The Tour de France is a Roland Petit [6] subject but then not only would Petit know and feel the atmosphere, he would be assisted by the finest composers, designers and librettists who knew what they wanted, a frolic à la Tati [7] or a satire. To poke fun at existentialism [8] in 1954 is completely pointless.
Ballet Annual 1956 

Notes:
[1] Fokine Michel (1880-1942), choreographer and dancer: born in Russia and regarded as the originator of modern ballet. He worked with Diaghilev as director of the Ballet Russe (1909-15), producing works such as Les Sylphides and Petrushka
[2] Le Beau Danube, choreographed by Leonide Massine, music by Johann Strauss arranged by Roger Desormière, first performed 17 May 1924;
Les Rendezvous choreographed by Frederick Ashton, music by Auber arranged by Constant Lambert, first performed 5 December 1933;
Deuil en 24 Heures, choreographed by Roland Petit, music by Maurice Thiriet, first performed in 1933;
Pineapple Poll, choreographed by John Cranko, music by Arthur Sullivan arranged by Charles Makerras, decor by Osbert Lancaster, first performed 13 March 1951;
Façade, choreographed by Frederick Ashton, music by William Walton, first performed 26 April 1946.
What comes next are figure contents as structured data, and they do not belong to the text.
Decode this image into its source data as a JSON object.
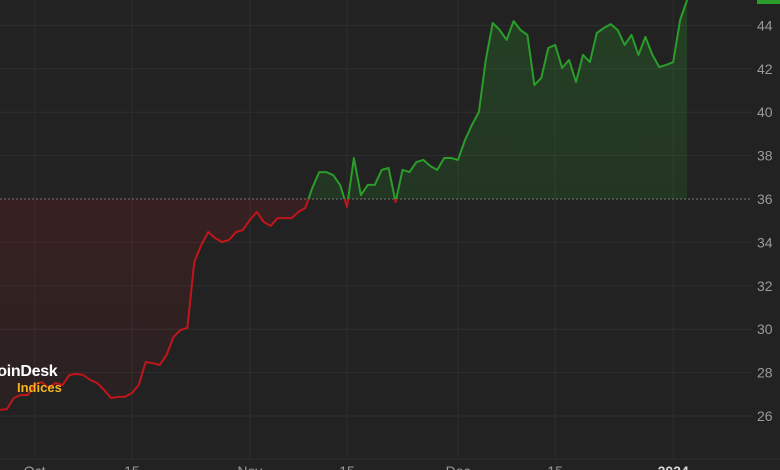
{
  "chart_data": {
    "type": "area",
    "title": "",
    "xlabel": "",
    "ylabel": "",
    "x_start": "2023-09-26",
    "x_step": "1 day",
    "baseline": 36,
    "ylim": [
      25,
      45
    ],
    "grid": true,
    "y_ticks": [
      "26",
      "28",
      "30",
      "32",
      "34",
      "36",
      "38",
      "40",
      "42",
      "44"
    ],
    "x_ticks": [
      {
        "label": "Oct",
        "date": "2023-10-01",
        "bold": false
      },
      {
        "label": "15",
        "date": "2023-10-15",
        "bold": false
      },
      {
        "label": "Nov",
        "date": "2023-11-01",
        "bold": false
      },
      {
        "label": "15",
        "date": "2023-11-15",
        "bold": false
      },
      {
        "label": "Dec",
        "date": "2023-12-01",
        "bold": false
      },
      {
        "label": "15",
        "date": "2023-12-15",
        "bold": false
      },
      {
        "label": "2024",
        "date": "2024-01-01",
        "bold": true
      }
    ],
    "values": [
      26.28,
      26.32,
      26.83,
      26.97,
      26.97,
      27.43,
      27.57,
      27.29,
      27.52,
      27.43,
      27.89,
      27.94,
      27.89,
      27.66,
      27.52,
      27.2,
      26.83,
      26.88,
      26.88,
      27.06,
      27.43,
      28.49,
      28.44,
      28.35,
      28.81,
      29.64,
      29.96,
      30.06,
      33.1,
      33.88,
      34.48,
      34.2,
      34.02,
      34.11,
      34.48,
      34.57,
      35.03,
      35.4,
      34.94,
      34.76,
      35.12,
      35.12,
      35.12,
      35.4,
      35.59,
      36.51,
      37.24,
      37.24,
      37.1,
      36.65,
      35.63,
      37.89,
      36.18,
      36.65,
      36.65,
      37.34,
      37.43,
      35.86,
      37.34,
      37.24,
      37.7,
      37.8,
      37.52,
      37.34,
      37.89,
      37.89,
      37.8,
      38.72,
      39.41,
      40.01,
      42.41,
      44.11,
      43.79,
      43.33,
      44.2,
      43.79,
      43.56,
      41.25,
      41.58,
      42.96,
      43.1,
      42.04,
      42.41,
      41.39,
      42.64,
      42.31,
      43.65,
      43.88,
      44.06,
      43.79,
      43.1,
      43.56,
      42.64,
      43.47,
      42.64,
      42.08,
      42.18,
      42.31,
      44.25,
      45.17
    ],
    "colors": {
      "up": "#2a9d2a",
      "down": "#c0161b",
      "background": "#222222",
      "grid": "#2e2e2e",
      "price_tag": "#2a9d2a"
    }
  },
  "logo": {
    "line1": "CoinDesk",
    "line2": "Indices"
  }
}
A Wedding Bouquet, choreographed by Frederick Ashton, music by Lord Berners, first performed 27 April 1937.
[3] Alfred Rodrigues (1921- 2002). South African born dancer and choreographer.  He came to London in 1946 where he studied with Volkova and danced in the musical Song of Norway. A year later he joined Sadler's Wells Ballet, becoming soloist in 1949 and ballet master (1953-4). He choreographed his first ballet in 1938, going on to create, among others, Blood Wedding (mus. ApIvor, Sadler's Wells Theatre Ballet, 1953), The Miraculous Mandarin (mus. Bartók, Royal Ballet, 1956), Romeo and Juliet (mus. Prokofiev, La Scala, 1955), Vivaldi Concerto (Royal Danish Ballet, 1960), and Le Sacre du printemps for Warsaw Grand Opera. He also choreographed for several musicals. The Oxford Dictionary of Dance.  
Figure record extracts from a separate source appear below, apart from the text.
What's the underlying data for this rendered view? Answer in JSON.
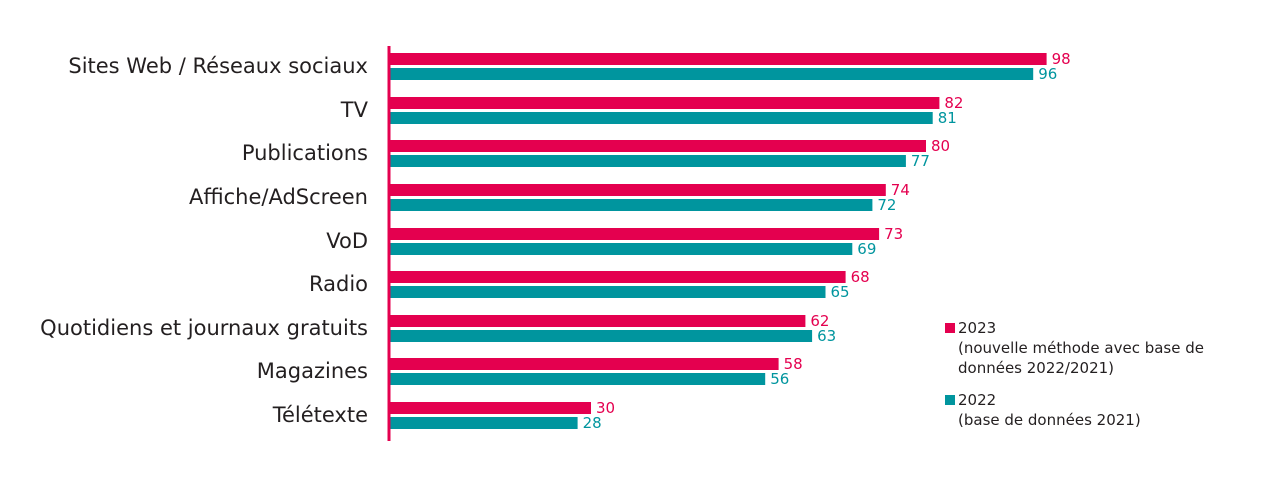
{
  "colors": {
    "s2023": "#e4004f",
    "s2022": "#00959e",
    "axis": "#e4004f",
    "text": "#231f20"
  },
  "chart_data": {
    "type": "bar",
    "orientation": "horizontal",
    "categories": [
      "Sites Web / Réseaux sociaux",
      "TV",
      "Publications",
      "Affiche/AdScreen",
      "VoD",
      "Radio",
      "Quotidiens et journaux gratuits",
      "Magazines",
      "Télétexte"
    ],
    "series": [
      {
        "name": "2023",
        "values": [
          98,
          82,
          80,
          74,
          73,
          68,
          62,
          58,
          30
        ]
      },
      {
        "name": "2022",
        "values": [
          96,
          81,
          77,
          72,
          69,
          65,
          63,
          56,
          28
        ]
      }
    ],
    "xlim": [
      0,
      100
    ],
    "grid": false,
    "data_labels": true,
    "legend_position": "right"
  },
  "legend": {
    "items": [
      {
        "label": "2023",
        "sub": "(nouvelle méthode avec base de données 2022/2021)"
      },
      {
        "label": "2022",
        "sub": "(base de données 2021)"
      }
    ]
  }
}
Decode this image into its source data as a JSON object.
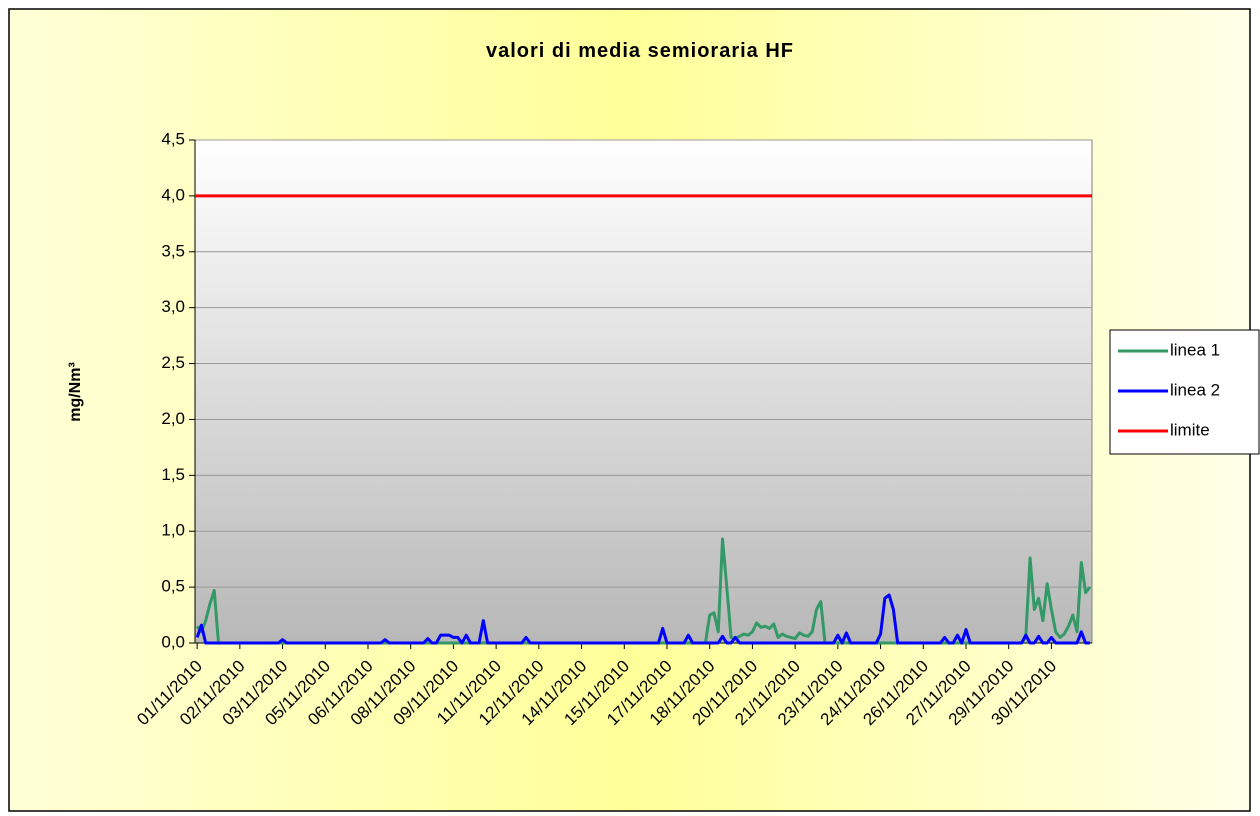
{
  "chart_data": {
    "type": "line",
    "title": "valori di media semioraria HF",
    "y_label": "mg/Nm³",
    "ylim": [
      0,
      4.5
    ],
    "yticks": [
      {
        "value": 0,
        "label": "0,0"
      },
      {
        "value": 0.5,
        "label": "0,5"
      },
      {
        "value": 1,
        "label": "1,0"
      },
      {
        "value": 1.5,
        "label": "1,5"
      },
      {
        "value": 2,
        "label": "2,0"
      },
      {
        "value": 2.5,
        "label": "2,5"
      },
      {
        "value": 3,
        "label": "3,0"
      },
      {
        "value": 3.5,
        "label": "3,5"
      },
      {
        "value": 4,
        "label": "4,0"
      },
      {
        "value": 4.5,
        "label": "4,5"
      }
    ],
    "grid": true,
    "legend": "right",
    "categories": [
      "01/11/2010",
      null,
      null,
      null,
      null,
      null,
      null,
      null,
      null,
      null,
      "02/11/2010",
      null,
      null,
      null,
      null,
      null,
      null,
      null,
      null,
      null,
      "03/11/2010",
      null,
      null,
      null,
      null,
      null,
      null,
      null,
      null,
      null,
      "05/11/2010",
      null,
      null,
      null,
      null,
      null,
      null,
      null,
      null,
      null,
      "06/11/2010",
      null,
      null,
      null,
      null,
      null,
      null,
      null,
      null,
      null,
      "08/11/2010",
      null,
      null,
      null,
      null,
      null,
      null,
      null,
      null,
      null,
      "09/11/2010",
      null,
      null,
      null,
      null,
      null,
      null,
      null,
      null,
      null,
      "11/11/2010",
      null,
      null,
      null,
      null,
      null,
      null,
      null,
      null,
      null,
      "12/11/2010",
      null,
      null,
      null,
      null,
      null,
      null,
      null,
      null,
      null,
      "14/11/2010",
      null,
      null,
      null,
      null,
      null,
      null,
      null,
      null,
      null,
      "15/11/2010",
      null,
      null,
      null,
      null,
      null,
      null,
      null,
      null,
      null,
      "17/11/2010",
      null,
      null,
      null,
      null,
      null,
      null,
      null,
      null,
      null,
      "18/11/2010",
      null,
      null,
      null,
      null,
      null,
      null,
      null,
      null,
      null,
      "20/11/2010",
      null,
      null,
      null,
      null,
      null,
      null,
      null,
      null,
      null,
      "21/11/2010",
      null,
      null,
      null,
      null,
      null,
      null,
      null,
      null,
      null,
      "23/11/2010",
      null,
      null,
      null,
      null,
      null,
      null,
      null,
      null,
      null,
      "24/11/2010",
      null,
      null,
      null,
      null,
      null,
      null,
      null,
      null,
      null,
      "26/11/2010",
      null,
      null,
      null,
      null,
      null,
      null,
      null,
      null,
      null,
      "27/11/2010",
      null,
      null,
      null,
      null,
      null,
      null,
      null,
      null,
      null,
      "29/11/2010",
      null,
      null,
      null,
      null,
      null,
      null,
      null,
      null,
      null,
      "30/11/2010",
      null,
      null,
      null,
      null,
      null,
      null,
      null,
      null,
      null
    ],
    "series": [
      {
        "name": "linea 1",
        "color": "#339966",
        "values": [
          0.15,
          0.1,
          0.2,
          0.35,
          0.47,
          0,
          0,
          0,
          0,
          0,
          0,
          0,
          0,
          0,
          0,
          0,
          0,
          0,
          0,
          0,
          0,
          0,
          0,
          0,
          0,
          0,
          0,
          0,
          0,
          0,
          0,
          0,
          0,
          0,
          0,
          0,
          0,
          0,
          0,
          0,
          0,
          0,
          0,
          0,
          0,
          0,
          0,
          0,
          0,
          0,
          0,
          0,
          0,
          0,
          0,
          0,
          0,
          0,
          0,
          0,
          0,
          0,
          0,
          0,
          0,
          0,
          0,
          0,
          0,
          0,
          0,
          0,
          0,
          0,
          0,
          0,
          0,
          0,
          0,
          0,
          0,
          0,
          0,
          0,
          0,
          0,
          0,
          0,
          0,
          0,
          0,
          0,
          0,
          0,
          0,
          0,
          0,
          0,
          0,
          0,
          0,
          0,
          0,
          0,
          0,
          0,
          0,
          0,
          0,
          0,
          0,
          0,
          0,
          0,
          0,
          0,
          0,
          0,
          0,
          0,
          0.25,
          0.27,
          0.1,
          0.93,
          0.5,
          0.05,
          0.04,
          0.06,
          0.08,
          0.07,
          0.1,
          0.18,
          0.14,
          0.15,
          0.13,
          0.17,
          0.05,
          0.08,
          0.06,
          0.05,
          0.04,
          0.09,
          0.07,
          0.06,
          0.1,
          0.3,
          0.37,
          0,
          0,
          0,
          0,
          0,
          0,
          0,
          0,
          0,
          0,
          0,
          0,
          0,
          0,
          0,
          0,
          0,
          0,
          0,
          0,
          0,
          0,
          0,
          0,
          0,
          0,
          0,
          0,
          0,
          0,
          0,
          0,
          0,
          0,
          0,
          0,
          0,
          0,
          0,
          0,
          0,
          0,
          0,
          0,
          0,
          0,
          0,
          0.05,
          0.76,
          0.3,
          0.4,
          0.2,
          0.53,
          0.3,
          0.1,
          0.05,
          0.08,
          0.15,
          0.25,
          0.1,
          0.72,
          0.45,
          0.5
        ]
      },
      {
        "name": "linea 2",
        "color": "#0000ff",
        "values": [
          0.05,
          0.16,
          0,
          0,
          0,
          0,
          0,
          0,
          0,
          0,
          0,
          0,
          0,
          0,
          0,
          0,
          0,
          0,
          0,
          0,
          0.03,
          0,
          0,
          0,
          0,
          0,
          0,
          0,
          0,
          0,
          0,
          0,
          0,
          0,
          0,
          0,
          0,
          0,
          0,
          0,
          0,
          0,
          0,
          0,
          0.03,
          0,
          0,
          0,
          0,
          0,
          0,
          0,
          0,
          0,
          0.04,
          0,
          0,
          0.07,
          0.07,
          0.07,
          0.05,
          0.05,
          0,
          0.07,
          0,
          0,
          0,
          0.2,
          0,
          0,
          0,
          0,
          0,
          0,
          0,
          0,
          0,
          0.05,
          0,
          0,
          0,
          0,
          0,
          0,
          0,
          0,
          0,
          0,
          0,
          0,
          0,
          0,
          0,
          0,
          0,
          0,
          0,
          0,
          0,
          0,
          0,
          0,
          0,
          0,
          0,
          0,
          0,
          0,
          0,
          0.13,
          0,
          0,
          0,
          0,
          0,
          0.07,
          0,
          0,
          0,
          0,
          0,
          0,
          0,
          0.06,
          0,
          0,
          0.05,
          0,
          0,
          0,
          0,
          0,
          0,
          0,
          0,
          0,
          0,
          0,
          0,
          0,
          0,
          0,
          0,
          0,
          0,
          0,
          0,
          0,
          0,
          0,
          0.07,
          0,
          0.09,
          0,
          0,
          0,
          0,
          0,
          0,
          0,
          0.08,
          0.4,
          0.43,
          0.3,
          0,
          0,
          0,
          0,
          0,
          0,
          0,
          0,
          0,
          0,
          0,
          0.05,
          0,
          0,
          0.07,
          0,
          0.12,
          0,
          0,
          0,
          0,
          0,
          0,
          0,
          0,
          0,
          0,
          0,
          0,
          0,
          0.07,
          0,
          0,
          0.06,
          0,
          0,
          0.05,
          0,
          0,
          0,
          0,
          0,
          0,
          0.1,
          0,
          0
        ]
      }
    ],
    "limit": {
      "name": "limite",
      "color": "#ff0000",
      "value": 4
    }
  }
}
4] Blood Wedding, ballet in one act, choreographed by Alfred Rodrigues, music by Denis ApIvor, first performed 5 June 1953.
Airs on a Shoestring was an ‘intimate revue’ devised by Laurier Lister and given at the Royal Court Theatre, London on 22 April, 1953. The cast included Moyra Fraser, Betty Marsden, Sally Rogers, Carole Newton, Patricia Lancaster, Eileen Price, Max Adrian, Bernard Hunter, Jack Gray, Denis Quilley, Charles Ross and Peter Reeves. The musical numbers were staged by Alfred Rodrigues.
[5] Jack Taylor, designer working at Sadler’s Wells in the nineteen-fifties.
[6] ‘à la Tati’ – in the manner of Jaques Tati (1907-1982) French comedy actor and film director

[7] Existentialism is ‘a chiefly 20th century philosophical movement embracing diverse doctrines but centering on [an] analysis of individual ‘existence’ in an unfathomable universe and the plight of the individual who must assume ultimate responsibility for acts of free will without any certain knowledge of what is right or wrong or good or bad’. Merriam Webster.